Other Visualization Options¶
Remove Specific Reactant Product Pairs¶
Large scale models may have some reactant/product pairs that occur many times
in different reactions. These often involve currency metabolites like ATP, ADP,
NAD and NADH. Due to the large number of times these pairs occur across the
network, they may cause some parts of the graph to look messy.

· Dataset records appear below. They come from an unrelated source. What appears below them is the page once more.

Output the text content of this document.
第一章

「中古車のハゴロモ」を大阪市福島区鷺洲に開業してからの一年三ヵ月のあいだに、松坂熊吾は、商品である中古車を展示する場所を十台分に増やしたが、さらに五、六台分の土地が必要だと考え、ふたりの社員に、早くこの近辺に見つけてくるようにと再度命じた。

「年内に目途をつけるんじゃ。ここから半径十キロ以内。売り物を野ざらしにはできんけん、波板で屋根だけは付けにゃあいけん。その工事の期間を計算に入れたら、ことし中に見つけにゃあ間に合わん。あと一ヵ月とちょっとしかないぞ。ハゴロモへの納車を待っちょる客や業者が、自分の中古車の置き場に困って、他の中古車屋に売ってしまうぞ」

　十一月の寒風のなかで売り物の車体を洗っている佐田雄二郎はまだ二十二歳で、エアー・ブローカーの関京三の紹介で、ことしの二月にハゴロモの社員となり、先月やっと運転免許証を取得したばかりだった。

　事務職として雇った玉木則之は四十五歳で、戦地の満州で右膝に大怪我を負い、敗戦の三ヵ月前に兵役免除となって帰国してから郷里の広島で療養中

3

While making the condensed reaction nodes can help with this problem, there may be
cases where it would be better to hide these edges in the final result. To do this
the --hide-edges
option can be used. This option takes a two-column file where
each row contains two metabolite IDs separated by tab, edges between them will be
hidden in final network image.
For example, to hide the edges between ATP and ADP in the E. coli core model, the input file would look like the following:
atp_c[c] adp_c[c]
Then the following command could be run to generate a network image that hides the edges between ATP and ADP:
(psamm-env) $ psamm-model vis --hide-edges ../additional_files/hide_edges_list.tsv --image png
When comparing this image to previous visualizations we can see that many edges between ATP and ADP have been removed from the graph. While this might not make a huge difference on a small model like this, on larger models this can help during the process of generating cleaner final images.
Adjusting Image Size¶
The size of the final network image generated through the vis
command can
be adjusted through the --image-size
option. This option takes the width
and height (in inches) separated by a space. The following command is an example
that generates an image of 8.5 inches x 11 inches:
(psamm-env) $ psamm-model vis --image-size 8.5 11 --image png
The resulting image looks like:
Specifying A File Name¶
The vis
command allows users to specify the directory and name of
outputs through the --output
option. This option should be followed
by a string and this string is the full path with the prefix of outputs
(without the file extension). For example, the following command will
export 4 files in your current working directory : “Ecolicore.dot”,
“Ecolicore.dot.png”, “Ecolicore.nodes.tsv” and “Ecolicore.edges.tsv”:
(psamm-env) $ psamm-model vis --image png --output Ecolicore
If you run the following two commands, you will get 4 files in the new folder named “test-output”: “Ecolicore.dot”, “Ecolicore.dot.png”, “Ecolicore.nodes.tsv” and “Ecolicore.edges.tsv”:
(psamm-env) $ mkdir test-output
(psamm-env) $ psamm-model vis --image png --output test-output/Ecolicore
Changing Pair Prediction Methods¶
By default, the vis function in PSAMM applies FindPrimaryPairs algorithm to predict
reactant/product pairs. But it can also work without pair prediction (no-fpp
).
When``no-fpp`` is used, each reactant will be paired with all products in a
reaction, without considering element transferred between reactant and product.
There will tend to be many more connections in the network image if users use this
option, especially for metabolites like ATP, H2O, and H+. To do this, running the
following command:
(psamm-env) $ psamm-model vis --method no-fpp --image png
Note
The --method no-fpp
and --combine
options cannot be used together.
The --combine
option only works for FindPrimaryPairs method.